The primary energy hogs in a healthcare facility are the air-handling units. They generally have a preheating coil, a cooling coil, and a reheating coil, all sized for the coldest and hottest days of the year. A coil malfunction anytime between the hottest and coldest days of the year is not readily apparent in terms of comfort. A reheating coil can usually overcompensate for a malfunctioning cooling coil to prevent overcooling and vice versa. Because the rooms are usually still comfortable with a malfunctioning coil, the facility staff receives no complaints and is rarely aware that the air-handling unit is consuming up to twice as much energy as it should be. Reducing improper simultaneous heating and cooling of air-handling unit systems produces the bulk of the energy cost savings. (A good analogy of an air-handling unit simultaneously heating and cooling is driving a car with the gas pedal to the floor while controlling the speed by using the brakes.) A typical healthcare air-handling unit can waste approximately $10,000 per year in heating and cooling energy costs of running boilers and chillers in this manner. By reducing the air-handling unit heating and cooling loads, the load on the boilers and chillers in the central plant is reduced by the same amount. Retro-Cx can identify such problems and help get them corrected.
New Construction Capital Reduction
Immediate energy savings. Because Retro-Cx reduces heating and cooling loads, which reduces consumption of energy such as electricity, natural gas, fuel oil, etc., by approximately 10%, this “new money” could be applied toward a new capital construction project or toward upgrading old equipment.

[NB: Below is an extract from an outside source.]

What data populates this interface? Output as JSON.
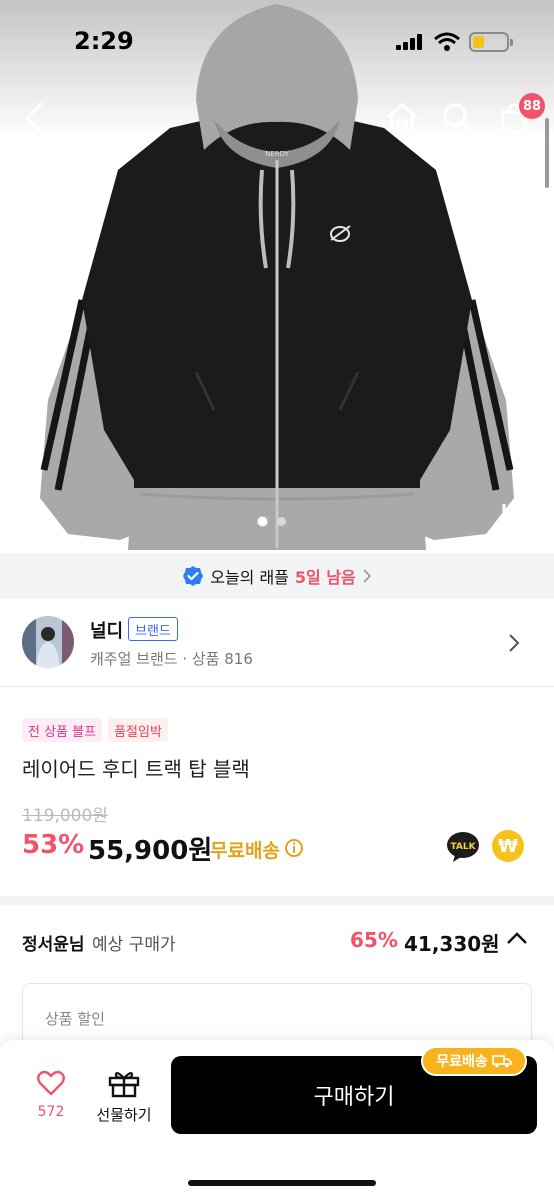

Immediate central plant capacity increase. Because Retro-Cx reduces the load on the central plant equipment, the result is new “spare” capacity. This new spare capacity could be used to reduce the size of the central plant expansion in a new construction project. At about $1,000 per ton installed for chillers, just a few tons of cooling savings could result in pleasant surprises in the new construction budget.
Retro-Cx, in short, puts the value in value engineering. HD
Timothy P. Pennock, PE, QCP, LEED™-Accredited Professional, is Director of Commissioning Services, GRG Consulting Engineers, Inc., with offices in Florida, California, and Nevada.
Four steps to Retro-Commissioning
1. Research Retro-Cx.
Visit http://www.peci.org to learn more about commissioning. Portland Energy Conservation, Inc., has been a leader in promoting the value of commissioning since the early 1990s.
2. Research commissioning firms.
Visit the Building Commissioning Association's Web site at http://www.bcxa.org to research commissioning firms.
3. Select a commissioning firm.
Choose a firm with PEs and controls specialists on staff and experience in healthcare commissioning.
4. Retro-Cx the existing facility.
Review heating/cooling systems’ basis of operation.
Integrate building automation system.
Inspect coils and fans of each air-handling unit.
Report operating deficiencies and energy cost savings.
Maintain energy savings by managing utility bill energy data and annual Retro-Cx. The Retro-Cx results need to be managed by administration so the Facility Management Department does not perceive the deficiencies as a threat. If not, the Retro-Cx effort will get squashed.